SAN DIEGO — Due to their success last season, the Pirates face a challenge they haven’t seen in some time for the amateur draft today. They’re not complaining.
The Pirates do not pick until No. 24 overall in the first round of the Major League Baseball first-year player draft, which begins at 7 p.m. with the first and second rounds along with the competitive-balance lottery selections. MLB.com and MLB Network will broadcast the draft, starting with a preview show at 6 p.m.
In addition to the 24th pick, the Pirates have the No. 39 selection in the supplemental round following the first round; their regular second-round pick at No. 64; and No. 73 in the supplemental round after the second round.
“It’s a lot easier when you’re picking one, two or four to have a pretty good feel of who’s going to get to you,” general manager Neal Huntington said earlier this season. “It’s a bit more of a challenge this year picking 24, which we’ll gladly take, and, hopefully, figure out a way to start picking 28, 29 and 30 at some point here in the near future.”
The lower selection resulted from the Pirates’ 94-68 record in 2013. Records from the previous year correspond inversely to draft order. In addition to taking the Pirates out of the running for the draft’s top talent, not picking until late in the first round reduces the amount of money the Pirates can spend on players they draft in the top 10 rounds.
The previous time the Pirates selected as low as 24th was 1991, when they took college outfielder Jon Farrell. They drafted in the top 10 for each of the past eight years. Since Huntington’s front office first ran the draft in 2008, the Pirates have taken three college hitters, three college pitchers, two high school hitters and one high school pitcher with their first-round picks, including supplemental selections.
Picking lower, Huntington said, means the Pirates focus on players that could conceivably fall to them without spending too much time or resources on those likely to go near the top of the first round.
“Typically, we get into almost the double digits with guys that we’ve got supervisor looks at, not just our area guys, which is a good thing for us as an organization,” Huntington said.
Huntington and manager Clint Hurdle met to discuss the draft over the weekend while the Pirates were in Los Angeles to face the Dodgers.
“Profiled the first potential 10 people that we liked, how it might fall,” Hurdle said.
The best, albeit most far-fetched, example of late-first round talent is Los Angeles Angels outfielder Mike Trout, who fell to No. 25 in 2009. The Boston Red Sox found center fielder Jacoby Ellsbury at No. 23 in 2005 — one of the best drafts ever — and starting pitcher Matt Garza went to the Minnesota Twins two picks later. There are more — Baltimore outfielder Adam Jones, San Francisco pitcher Matt Cain, New York Mets third baseman David Wright, St. Louis starting pitcher Adam Wainwright and former Houston Astros star Craig Biggio all were taken outside the top 20 — but finding major league talent there is harder.

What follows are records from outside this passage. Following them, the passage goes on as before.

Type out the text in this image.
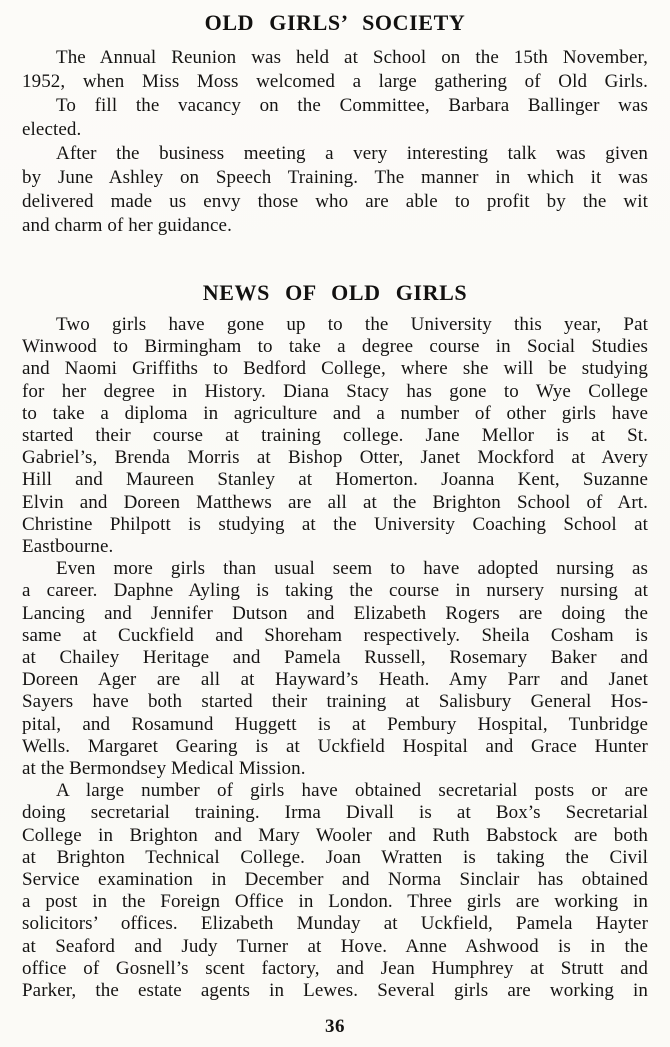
OLD GIRLS’ SOCIETY
The Annual Reunion was held at School on the 15th November,
1952, when Miss Moss welcomed a large gathering of Old Girls.
To fill the vacancy on the Committee, Barbara Ballinger was
elected.
After the business meeting a very interesting talk was given
by June Ashley on Speech Training. The manner in which it was
delivered made us envy those who are able to profit by the wit
and charm of her guidance.
NEWS OF OLD GIRLS
Two girls have gone up to the University this year, Pat
Winwood to Birmingham to take a degree course in Social Studies
and Naomi Griffiths to Bedford College, where she will be studying
for her degree in History. Diana Stacy has gone to Wye College
to take a diploma in agriculture and a number of other girls have
started their course at training college. Jane Mellor is at St.
Gabriel’s, Brenda Morris at Bishop Otter, Janet Mockford at Avery
Hill and Maureen Stanley at Homerton. Joanna Kent, Suzanne
Elvin and Doreen Matthews are all at the Brighton School of Art.
Christine Philpott is studying at the University Coaching School at
Eastbourne.
Even more girls than usual seem to have adopted nursing as
a career. Daphne Ayling is taking the course in nursery nursing at
Lancing and Jennifer Dutson and Elizabeth Rogers are doing the
same at Cuckfield and Shoreham respectively. Sheila Cosham is
at Chailey Heritage and Pamela Russell, Rosemary Baker and
Doreen Ager are all at Hayward’s Heath. Amy Parr and Janet
Sayers have both started their training at Salisbury General Hos-
pital, and Rosamund Huggett is at Pembury Hospital, Tunbridge
Wells. Margaret Gearing is at Uckfield Hospital and Grace Hunter
at the Bermondsey Medical Mission.
A large number of girls have obtained secretarial posts or are
doing secretarial training. Irma Divall is at Box’s Secretarial
College in Brighton and Mary Wooler and Ruth Babstock are both
at Brighton Technical College. Joan Wratten is taking the Civil
Service examination in December and Norma Sinclair has obtained
a post in the Foreign Office in London. Three girls are working in
solicitors’ offices. Elizabeth Munday at Uckfield, Pamela Hayter
at Seaford and Judy Turner at Hove. Anne Ashwood is in the
office of Gosnell’s scent factory, and Jean Humphrey at Strutt and
Parker, the estate agents in Lewes. Several girls are working in
36
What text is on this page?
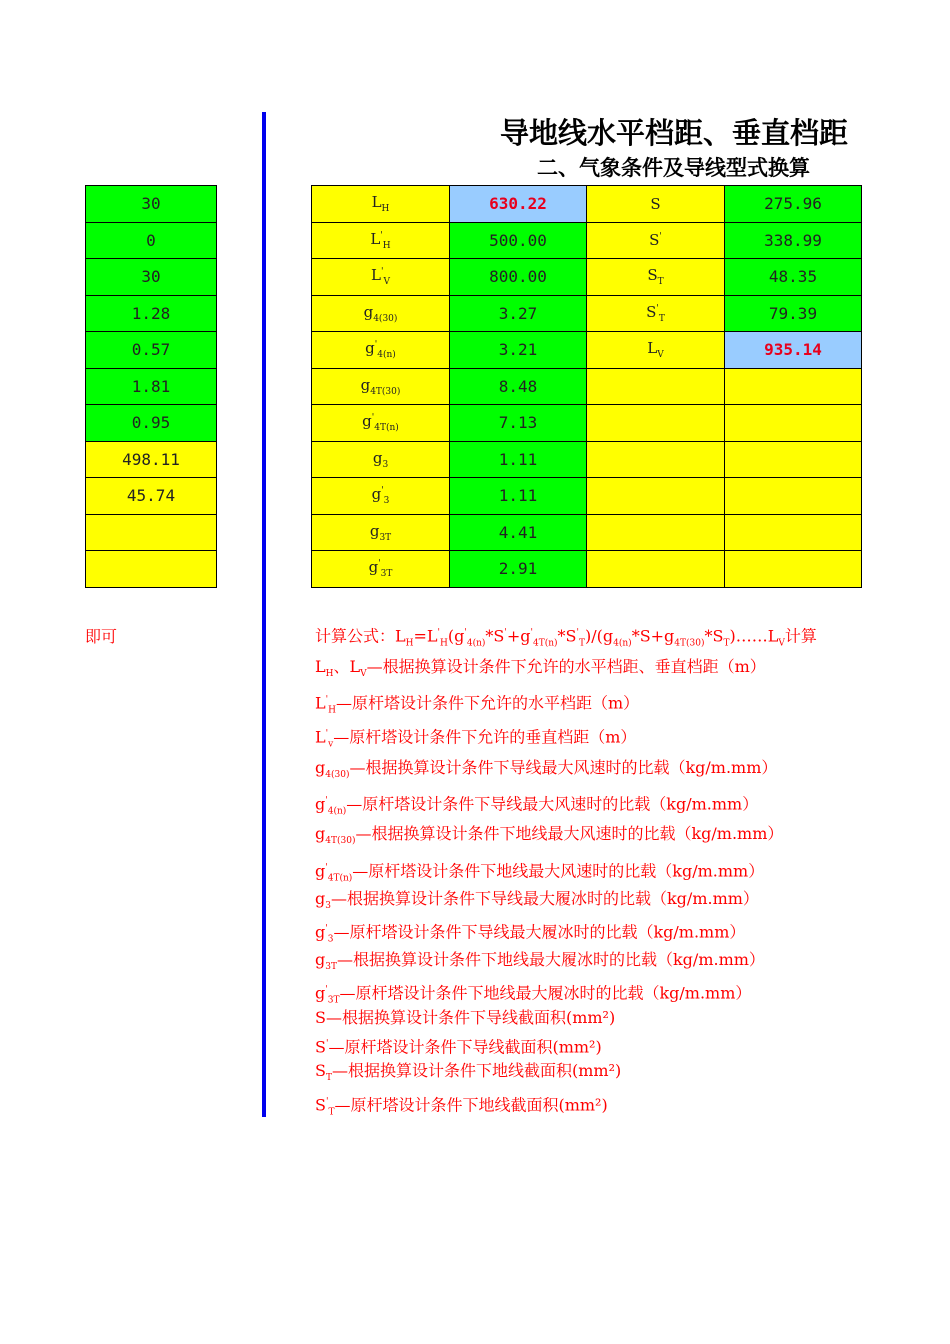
导地线水平档距、垂直档距
二、气象条件及导线型式换算
30
0
30
1.28
0.57
1.81
0.95
498.11
45.74

$L_H$	630.22	S	275.96
$L'_H$	500.00	S'	338.99
$L'_V$	800.00	$S_T$	48.35
$g_{4(30)}$	3.27	$S'_T$	79.39
$g'_{4(n)}$	3.21	$L_V$	935.14
$g_{4T(30)}$	8.48		
$g'_{4T(n)}$	7.13		
$g_3$	1.11		
$g'_3$	1.11		
$g_{3T}$	4.41		
$g'_{3T}$	2.91		
即可	计算公式：$L_H=L'_H(g'_{4(n)}*S'+g'_{4T(n)}*S'_T)/(g_{4(n)}*S+g_{4T(30)}*S_T)\dots\dots L_V$计算
$L_H$、$L_V—$根据换算设计条件下允许的水平档距、垂直档距（m）
$L'_H—$原杆塔设计条件下允许的水平档距（m）
$L'_v—$原杆塔设计条件下允许的垂直档距（m）
$g_{4(30)}—$根据换算设计条件下导线最大风速时的比载（kg/m.mm）
$g'_{4(n)}—$原杆塔设计条件下导线最大风速时的比载（kg/m.mm）
$g_{4T(30)}—$根据换算设计条件下地线最大风速时的比载（kg/m.mm）
$g'_{4T(n)}—$原杆塔设计条件下地线最大风速时的比载（kg/m.mm）
$g_3—$根据换算设计条件下导线最大履冰时的比载（kg/m.mm）
$g'_3—$原杆塔设计条件下导线最大履冰时的比载（kg/m.mm）
$g_{3T}—$根据换算设计条件下地线最大履冰时的比载（kg/m.mm）
$g'_{3T}—$原杆塔设计条件下地线最大履冰时的比载（kg/m.mm）
S—根据换算设计条件下导线截面积(mm²)
S'—原杆塔设计条件下导线截面积(mm²)
$S_T—$根据换算设计条件下地线截面积(mm²)
$S'_T—$原杆塔设计条件下地线截面积(mm²)
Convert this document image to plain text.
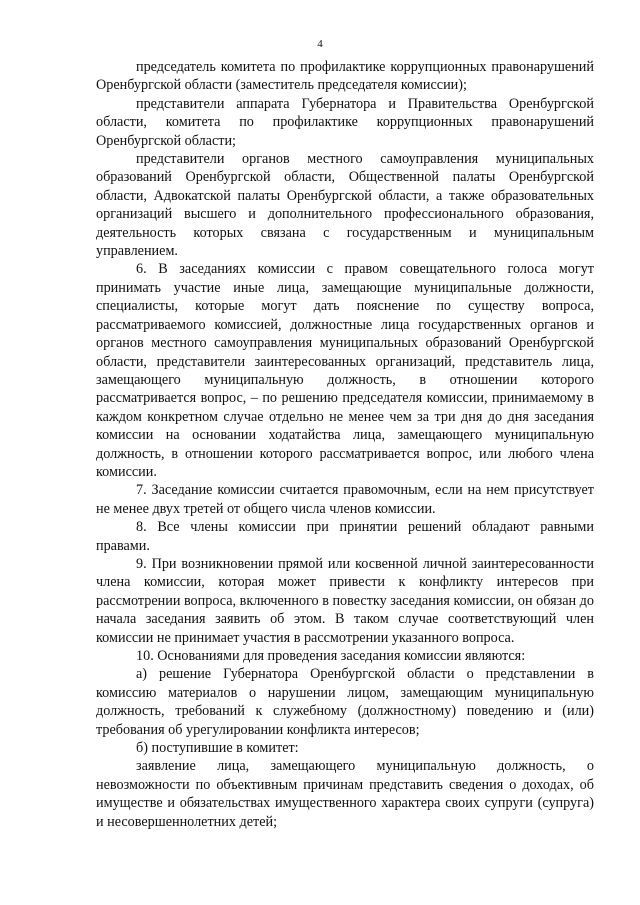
4

председатель комитета по профилактике коррупционных правонарушений Оренбургской области (заместитель председателя комиссии);

представители аппарата Губернатора и Правительства Оренбургской области, комитета по профилактике коррупционных правонарушений Оренбургской области;

представители органов местного самоуправления муниципальных образований Оренбургской области, Общественной палаты Оренбургской области, Адвокатской палаты Оренбургской области, а также образовательных организаций высшего и дополнительного профессионального образования, деятельность которых связана с государственным и муниципальным управлением.

6. В заседаниях комиссии с правом совещательного голоса могут принимать участие иные лица, замещающие муниципальные должности, специалисты, которые могут дать пояснение по существу вопроса, рассматриваемого комиссией, должностные лица государственных органов и органов местного самоуправления муниципальных образований Оренбургской области, представители заинтересованных организаций, представитель лица, замещающего муниципальную должность, в отношении которого рассматривается вопрос, – по решению председателя комиссии, принимаемому в каждом конкретном случае отдельно не менее чем за три дня до дня заседания комиссии на основании ходатайства лица, замещающего муниципальную должность, в отношении которого рассматривается вопрос, или любого члена комиссии.

7. Заседание комиссии считается правомочным, если на нем присутствует не менее двух третей от общего числа членов комиссии.

8. Все члены комиссии при принятии решений обладают равными правами.

9. При возникновении прямой или косвенной личной заинтересованности члена комиссии, которая может привести к конфликту интересов при рассмотрении вопроса, включенного в повестку заседания комиссии, он обязан до начала заседания заявить об этом. В таком случае соответствующий член комиссии не принимает участия в рассмотрении указанного вопроса.

10. Основаниями для проведения заседания комиссии являются:

а) решение Губернатора Оренбургской области о представлении в комиссию материалов о нарушении лицом, замещающим муниципальную должность, требований к служебному (должностному) поведению и (или) требования об урегулировании конфликта интересов;

б) поступившие в комитет:

заявление лица, замещающего муниципальную должность, о невозможности по объективным причинам представить сведения о доходах, об имуществе и обязательствах имущественного характера своих супруги (супруга) и несовершеннолетних детей;
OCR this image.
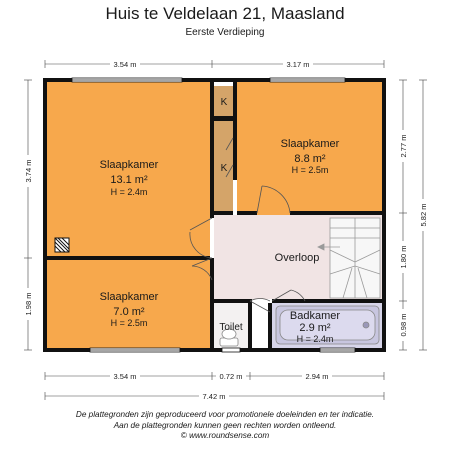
Huis te Veldelaan 21, Maasland
Eerste Verdieping
Slaapkamer
13.1 m²
H = 2.4m
Slaapkamer
8.8 m²
H = 2.5m
Slaapkamer
7.0 m²
H = 2.5m
Overloop
Badkamer
2.9 m²
H = 2.4m
Toilet
K
K
3.54 m	3.17 m
3.74 m
1.98 m
2.77 m
1.80 m
0.98 m
5.82 m
3.54 m	0.72 m	2.94 m
7.42 m
De plattegronden zijn geproduceerd voor promotionele doeleinden en ter indicatie.
Aan de plattegronden kunnen geen rechten worden ontleend.
© www.roundsense.com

Talent exists in the neighborhood of the Pirates’ first supplemental selection as well. Jones went No. 37, Washington pitcher Gio Gonzalez 38th, Wright 38th and former major league outfielder Johnny Damon 35th.
Mock drafts from Baseball America, ESPN.com and MLB.com have mentioned Missouri high school outfielder Monte Harrison, California high school shortstop Jacob Gatewood and California high school pitcher Luis Ortiz as options for the Pirates. Projecting that far down, though, remains an educated guess.
Huntington said some of the higher projected picks still need evaluation in case they fall.
“You do your homework, you make sure you’re comfortable that, if they get to you, you’re happy, and you know why you’re happy and you know maybe why they got to you,” Huntington said.
The Pirates corrected slightly for the lower bonus pool by trading reliever Bryan Morris to the Miami Marlins for the Marlins’ competitive-balance pick (No. 39 overall). The added $1,457,600 that came with the pick brought the Pirates’ total bonus pool allotment to $7,063,700, according to Baseball America.
They received the supplemental pick after the second round in the competitive-balance lottery, the same lottery that originally distributed the Marlins the 39th pick. The 10 clubs with the lowest revenue and the 10 clubs in the smallest markets are entered into a lottery, weighted by winning percentage from the previous season, for six additional picks after the first round. Those that didn’t receive a pick, plus any team that receives money under the revenue-sharing plan, are entered into another lottery for six picks after the second round.
The same changes in the new collective bargaining agreement enacted in 2012 that created the lottery also set penalties for exceeding the allotted bonus pool. The pool covers the aggregate value of the team’s picks in the top 10 rounds and the portion of bonuses in the final 30 rounds that exceeds $100,000. The Pirates exceeded their bonus pool last year, but not by more than 5 percent, which would have required forfeiting a future pick. Instead, they paid only a tax on the overage.